# Eberspacher Wiring Diagram



## 95367 (Jun 6, 2005)

Does anyone have a wiring diagram for an Eberspacher D2 heater?
It's the old one with the external control box. 

The website only has the newer one with the internal box and the wiring colours don't match upto mine.

Any help appreciated.


----------



## peejay (May 10, 2005)

Is this any good dubzi?

http://www.espar.com/pdfs/airtronic.pdf

pj


----------



## 95367 (Jun 6, 2005)

I'm afraid not.
I've been there and they only have the newer models. The set up is basically the same but the wire colours don't match. I can work out the power cables and the fuel pump ones but it's when it comes to the thermostat that I'm stumped.

Perhaps I'll just have to buy the proper loom, it's just that bits for these things cost more than bits for the Space Shuttle!

I've also realised that I got the model number wrong. It's a D3L. It's not the D3LC which has the internal control box.


----------



## 88816 (May 9, 2005)

Hi Dubzi
I have a manual for the D1L & B1L, both of these have the external control box, the wiring looms might be the same.
I have it in PDF format, but its 10Mbyte so would be to big to Email
If you give me the details I may be able to send you the rellevent parts

Termie


----------



## 95367 (Jun 6, 2005)

Hi Termie, 

It's got to be worth a try.
Do you have broadband? If so a 10mb email wouldn't be too bad.

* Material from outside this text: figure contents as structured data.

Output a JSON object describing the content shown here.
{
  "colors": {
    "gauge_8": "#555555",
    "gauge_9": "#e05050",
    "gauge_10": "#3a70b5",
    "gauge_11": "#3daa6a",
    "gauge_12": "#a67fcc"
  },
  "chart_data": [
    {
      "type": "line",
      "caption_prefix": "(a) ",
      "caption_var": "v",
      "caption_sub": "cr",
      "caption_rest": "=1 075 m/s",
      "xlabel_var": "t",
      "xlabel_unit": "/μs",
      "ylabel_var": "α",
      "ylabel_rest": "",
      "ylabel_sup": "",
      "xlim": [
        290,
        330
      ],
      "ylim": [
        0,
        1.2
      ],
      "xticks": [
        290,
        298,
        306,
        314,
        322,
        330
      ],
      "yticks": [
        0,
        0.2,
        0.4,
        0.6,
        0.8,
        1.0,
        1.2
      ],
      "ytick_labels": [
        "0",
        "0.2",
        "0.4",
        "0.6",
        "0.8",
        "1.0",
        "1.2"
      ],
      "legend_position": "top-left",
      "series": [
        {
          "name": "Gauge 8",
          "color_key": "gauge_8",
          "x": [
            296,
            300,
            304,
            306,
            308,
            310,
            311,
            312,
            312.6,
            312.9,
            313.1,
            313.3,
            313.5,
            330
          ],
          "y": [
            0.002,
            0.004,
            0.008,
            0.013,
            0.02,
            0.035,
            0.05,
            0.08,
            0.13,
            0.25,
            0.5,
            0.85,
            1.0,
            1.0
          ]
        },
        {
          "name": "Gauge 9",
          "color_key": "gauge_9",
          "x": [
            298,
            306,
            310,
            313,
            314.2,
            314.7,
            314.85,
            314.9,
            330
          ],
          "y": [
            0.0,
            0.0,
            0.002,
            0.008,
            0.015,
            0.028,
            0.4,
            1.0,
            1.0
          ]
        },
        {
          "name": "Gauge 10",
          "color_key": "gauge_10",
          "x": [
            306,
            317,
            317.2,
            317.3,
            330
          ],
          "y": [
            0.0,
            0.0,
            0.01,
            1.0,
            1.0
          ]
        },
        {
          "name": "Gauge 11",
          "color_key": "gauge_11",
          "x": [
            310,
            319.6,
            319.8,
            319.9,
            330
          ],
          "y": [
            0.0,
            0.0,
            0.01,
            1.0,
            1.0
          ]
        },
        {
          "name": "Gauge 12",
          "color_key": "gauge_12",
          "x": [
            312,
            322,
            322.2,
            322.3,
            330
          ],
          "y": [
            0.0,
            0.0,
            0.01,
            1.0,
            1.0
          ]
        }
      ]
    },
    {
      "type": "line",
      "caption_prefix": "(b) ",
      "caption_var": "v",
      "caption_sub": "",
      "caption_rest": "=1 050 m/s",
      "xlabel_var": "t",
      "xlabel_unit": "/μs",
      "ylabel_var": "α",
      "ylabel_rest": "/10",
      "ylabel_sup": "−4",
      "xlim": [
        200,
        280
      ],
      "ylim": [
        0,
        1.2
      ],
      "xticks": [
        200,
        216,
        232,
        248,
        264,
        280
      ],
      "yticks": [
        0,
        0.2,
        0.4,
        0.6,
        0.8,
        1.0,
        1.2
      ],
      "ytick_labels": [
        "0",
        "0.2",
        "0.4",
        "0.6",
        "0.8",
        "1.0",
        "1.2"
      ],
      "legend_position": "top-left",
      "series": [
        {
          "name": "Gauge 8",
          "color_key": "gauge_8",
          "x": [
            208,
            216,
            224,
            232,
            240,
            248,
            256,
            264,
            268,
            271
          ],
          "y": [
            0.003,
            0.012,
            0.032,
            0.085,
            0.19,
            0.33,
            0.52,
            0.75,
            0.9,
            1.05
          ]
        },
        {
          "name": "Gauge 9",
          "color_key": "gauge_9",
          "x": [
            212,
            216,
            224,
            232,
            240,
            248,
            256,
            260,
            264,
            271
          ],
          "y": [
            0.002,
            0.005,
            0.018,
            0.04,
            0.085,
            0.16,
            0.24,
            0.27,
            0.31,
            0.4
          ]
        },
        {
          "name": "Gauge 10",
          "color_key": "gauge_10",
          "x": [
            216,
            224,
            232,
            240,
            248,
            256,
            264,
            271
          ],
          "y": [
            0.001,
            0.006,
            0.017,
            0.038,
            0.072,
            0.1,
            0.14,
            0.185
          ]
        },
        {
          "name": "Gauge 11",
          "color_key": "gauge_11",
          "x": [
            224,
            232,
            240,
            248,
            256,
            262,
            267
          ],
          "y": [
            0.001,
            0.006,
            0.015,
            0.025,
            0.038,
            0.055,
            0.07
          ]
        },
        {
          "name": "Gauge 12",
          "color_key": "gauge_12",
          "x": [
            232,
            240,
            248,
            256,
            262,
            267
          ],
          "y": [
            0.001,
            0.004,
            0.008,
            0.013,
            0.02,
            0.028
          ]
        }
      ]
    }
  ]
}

If not, I need the wiring diagram that shows the heater connected up to an external thermostat. The problem is knowing what colour wire does what. The diagram that came with the stat assumes you are connecting to the eberspacher harness, but I'm a bit loathe to pay upwards of £30 for some bits of wire!

Any help is appreciated, cheers


----------



## 88781 (May 9, 2005)

Thursbys may help, give them a call

http://www.rthursby.co.uk/

Regards M&D


----------



## 88816 (May 9, 2005)

Hi Dubzi
Yes I have broadband, send me your Email address to 
[email protected] and I'll send it.

Termie


----------